Ecos de uma morte anunciada
Não teria sido necessário ler os incontáveis textos escritos no pós morte de Amy Winehouse. Bastava escutar os comentários: homens e mulheres, jovens, adultos e velhos, todos tinham algo a dizer sobre esta moça inglesa, judia e tão nova, cuja linda voz ecoava longe, mas não parecia se importar em ser noticia permanente da mídia que explora o lado “B” da vida alheia, no seu caso, o lado negro e árido dos que tentam sobreviver às duras penas, anestesiando-se até a morte, já que o que chamamos de “vida” parece- lhes acenar com demandas impossíveis de serem cumpridas.

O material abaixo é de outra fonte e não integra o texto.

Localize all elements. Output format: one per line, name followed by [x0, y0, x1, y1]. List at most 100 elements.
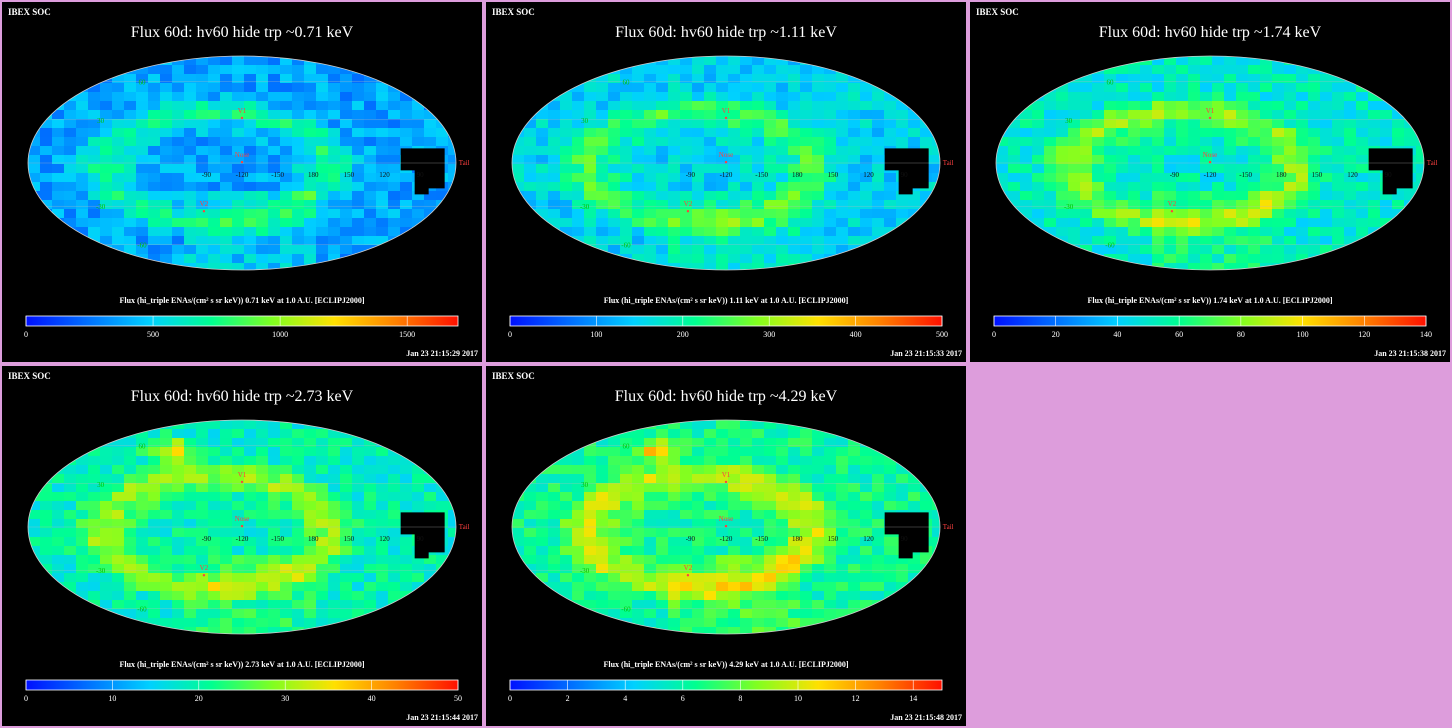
flux-pixel [908, 92, 921, 102]
flux-pixel [908, 128, 921, 138]
flux-pixel [860, 573, 873, 583]
flux-pixel [1176, 218, 1189, 228]
flux-pixel [40, 83, 53, 93]
flux-pixel [920, 218, 933, 228]
flux-pixel [1380, 200, 1393, 210]
flux-pixel [560, 465, 573, 475]
flux-pixel [836, 182, 849, 192]
flux-pixel [64, 447, 77, 457]
flux-pixel [1152, 182, 1165, 192]
flux-pixel [256, 227, 269, 237]
colorbar-units: Flux (hi_triple ENAs/(cm² s sr keV)) [119, 296, 244, 305]
v2-marker [202, 574, 206, 577]
flux-pixel [184, 128, 197, 138]
flux-pixel [872, 200, 885, 210]
flux-pixel [1212, 263, 1225, 270]
flux-pixel [148, 555, 161, 565]
flux-pixel [896, 429, 909, 439]
flux-pixel [824, 56, 837, 66]
flux-pixel [112, 501, 125, 511]
latitude-label: -30 [1064, 203, 1074, 211]
flux-pixel [728, 429, 741, 439]
flux-pixel [824, 501, 837, 511]
flux-pixel [124, 263, 137, 270]
flux-pixel [560, 609, 573, 619]
latitude-label: 30 [581, 117, 589, 125]
flux-pixel [220, 173, 233, 183]
flux-pixel [812, 191, 825, 201]
flux-pixel [1416, 245, 1424, 255]
flux-pixel [1236, 200, 1249, 210]
flux-pixel [1140, 227, 1153, 237]
flux-pixel [28, 137, 41, 147]
flux-pixel [76, 74, 89, 84]
flux-pixel [340, 591, 353, 601]
flux-pixel [64, 600, 77, 610]
flux-pixel [932, 164, 940, 174]
flux-pixel [1224, 191, 1237, 201]
flux-pixel [148, 546, 161, 556]
flux-pixel [280, 456, 293, 466]
flux-pixel [364, 546, 377, 556]
flux-pixel [244, 101, 257, 111]
flux-pixel [364, 218, 377, 228]
flux-pixel [680, 537, 693, 547]
flux-pixel [40, 582, 53, 592]
flux-pixel [172, 564, 185, 574]
flux-pixel [656, 537, 669, 547]
flux-pixel [524, 546, 537, 556]
flux-pixel [364, 83, 377, 93]
flux-pixel [1392, 137, 1405, 147]
flux-pixel [800, 65, 813, 75]
flux-pixel [908, 227, 921, 237]
flux-pixel [424, 483, 437, 493]
flux-pixel [52, 245, 65, 255]
flux-pixel [548, 528, 561, 538]
flux-pixel [1248, 110, 1261, 120]
flux-pixel [1020, 236, 1033, 246]
flux-pixel [860, 119, 873, 129]
flux-pixel [512, 456, 525, 466]
flux-pixel [776, 263, 789, 270]
flux-pixel [184, 519, 197, 529]
flux-pixel [1212, 200, 1225, 210]
flux-pixel [776, 609, 789, 619]
flux-pixel [632, 447, 645, 457]
flux-pixel [172, 65, 185, 75]
flux-pixel [524, 447, 537, 457]
flux-pixel [364, 582, 377, 592]
flux-pixel [1176, 164, 1189, 174]
flux-pixel [268, 555, 281, 565]
flux-pixel [560, 618, 573, 628]
flux-pixel [512, 627, 525, 634]
flux-pixel [692, 537, 705, 547]
flux-pixel [932, 510, 940, 520]
flux-pixel [548, 519, 561, 529]
flux-pixel [172, 254, 185, 264]
flux-pixel [112, 110, 125, 120]
flux-pixel [244, 173, 257, 183]
flux-pixel [388, 546, 401, 556]
flux-pixel [1236, 65, 1249, 75]
flux-pixel [196, 245, 209, 255]
flux-pixel [836, 456, 849, 466]
flux-pixel [208, 155, 221, 165]
flux-pixel [584, 456, 597, 466]
flux-pixel [728, 465, 741, 475]
flux-pixel [644, 591, 657, 601]
flux-pixel [304, 510, 317, 520]
flux-pixel [292, 164, 305, 174]
flux-pixel [680, 573, 693, 583]
flux-pixel [292, 254, 305, 264]
flux-pixel [1104, 83, 1117, 93]
flux-pixel [560, 573, 573, 583]
longitude-label: 180 [792, 171, 803, 179]
flux-pixel [776, 83, 789, 93]
flux-pixel [184, 218, 197, 228]
flux-pixel [124, 465, 137, 475]
flux-pixel [388, 591, 401, 601]
flux-pixel [364, 200, 377, 210]
flux-pixel [764, 209, 777, 219]
flux-pixel [620, 236, 633, 246]
flux-pixel [1044, 173, 1057, 183]
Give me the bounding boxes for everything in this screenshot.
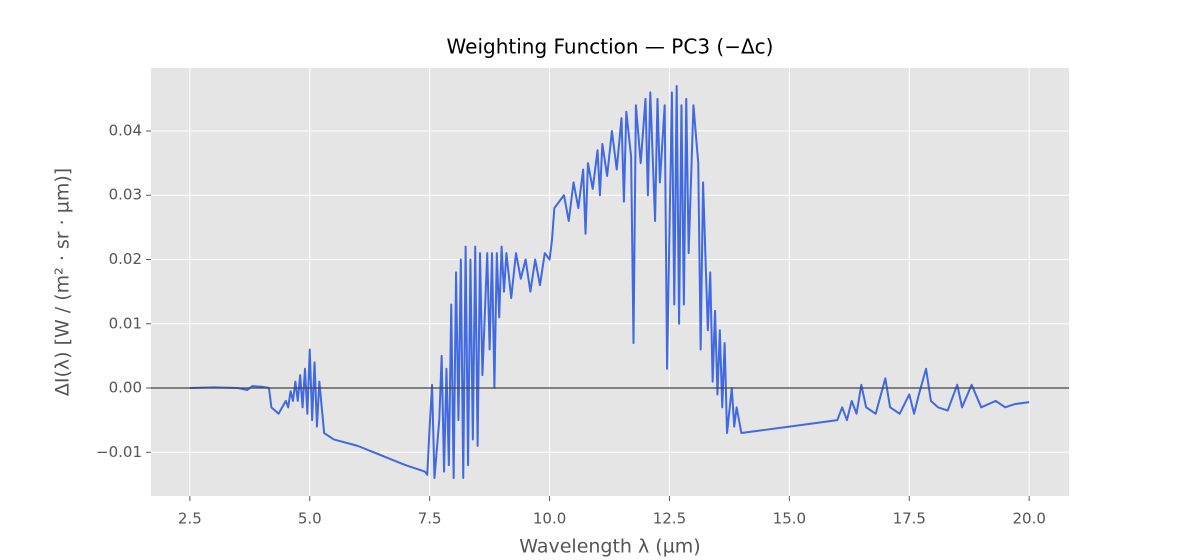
y-tick-label: 0.02 xyxy=(109,250,142,268)
x-tick-label: 17.5 xyxy=(893,510,926,528)
x-tick-label: 2.5 xyxy=(178,510,202,528)
x-tick-label: 20.0 xyxy=(1012,510,1045,528)
y-tick-label: 0.01 xyxy=(109,314,142,332)
y-tick-label: 0.04 xyxy=(109,121,142,139)
y-tick-label: 0.00 xyxy=(109,379,142,397)
x-tick-label: 15.0 xyxy=(773,510,806,528)
y-tick-label: 0.03 xyxy=(109,186,142,204)
y-tick-label: −0.01 xyxy=(96,443,142,461)
chart-title: Weighting Function — PC3 (−Δc) xyxy=(447,35,774,59)
x-tick-label: 12.5 xyxy=(653,510,686,528)
x-tick-label: 7.5 xyxy=(418,510,442,528)
x-axis-label: Wavelength λ (µm) xyxy=(519,536,700,558)
x-tick-label: 5.0 xyxy=(298,510,322,528)
y-axis-label: ΔI(λ) [W / (m² · sr · µm)] xyxy=(52,168,74,396)
data-line xyxy=(189,84,1030,480)
x-tick-label: 10.0 xyxy=(533,510,566,528)
plot-area xyxy=(151,68,1069,496)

Houve os que se chocaram e lamentaram a rapidez com que esta menina se foi, os que confessaram ser sua morte inevitável diante das idas e vindas do uso de álcool e drogas, os que fizeram piada de sua vida desregrada e os que se aproveitaram para usá-la como exemplo do que não se deve ser ou fazer. Assim também eram as imagens divulgadas sobre sua vida: ora a mocinha provinciana que frequentava pubs londrinos com amigos e ressuscitava a soul music com sua voz poderosa, ora a cantora famosa que fazia muitos de seus shows totalmente alcoolizada ou drogada. Algum consenso? Talvez o adjetivo excessivo, para o bem e para o mal.
Figura alternativa, com dezenas de tatuagens e penteados exagerados, Amy mostrava um talento exuberante ao inundar os ouvidos dos loucos por uma boa musica e surpreendia pela indiferença com que encarava a exploração da mídia sobre sua vida errante. Deixava-se fotografar em condições físicas precárias, às vezes exibindo seu corpo emagrecido ou assumindo um ar de franca rebeldia com cigarros na boca, copos e garrafas na mão. Resta deixar de lado os voyeurs de plantão, e acompanhar seus inúmeros fãs que souberam homenageá-la, respeitando seu universo controverso cujo percurso fazia o roteiro oposto da cartilha que todos seguimos a fim de alongarmos cada vez mais nossas vidas. Perplexos, não desejavam sua morte e exibiram uma comoção sincera quem sabe por acompanharem de perto o tormento de sua vida exposto na maior parte de suas composições. Muitos cantaram no mesmo tom de sua dor ou de seus pedidos de amor. Outros se perguntaram mais de uma vez se sua música poderia salvá-la de seu inferno. Quem sabe desconfiassem que suas canções tentavam de forma intuitiva (e desesperada) dar sentido ao que em sua vida lhe parecia sem sentido.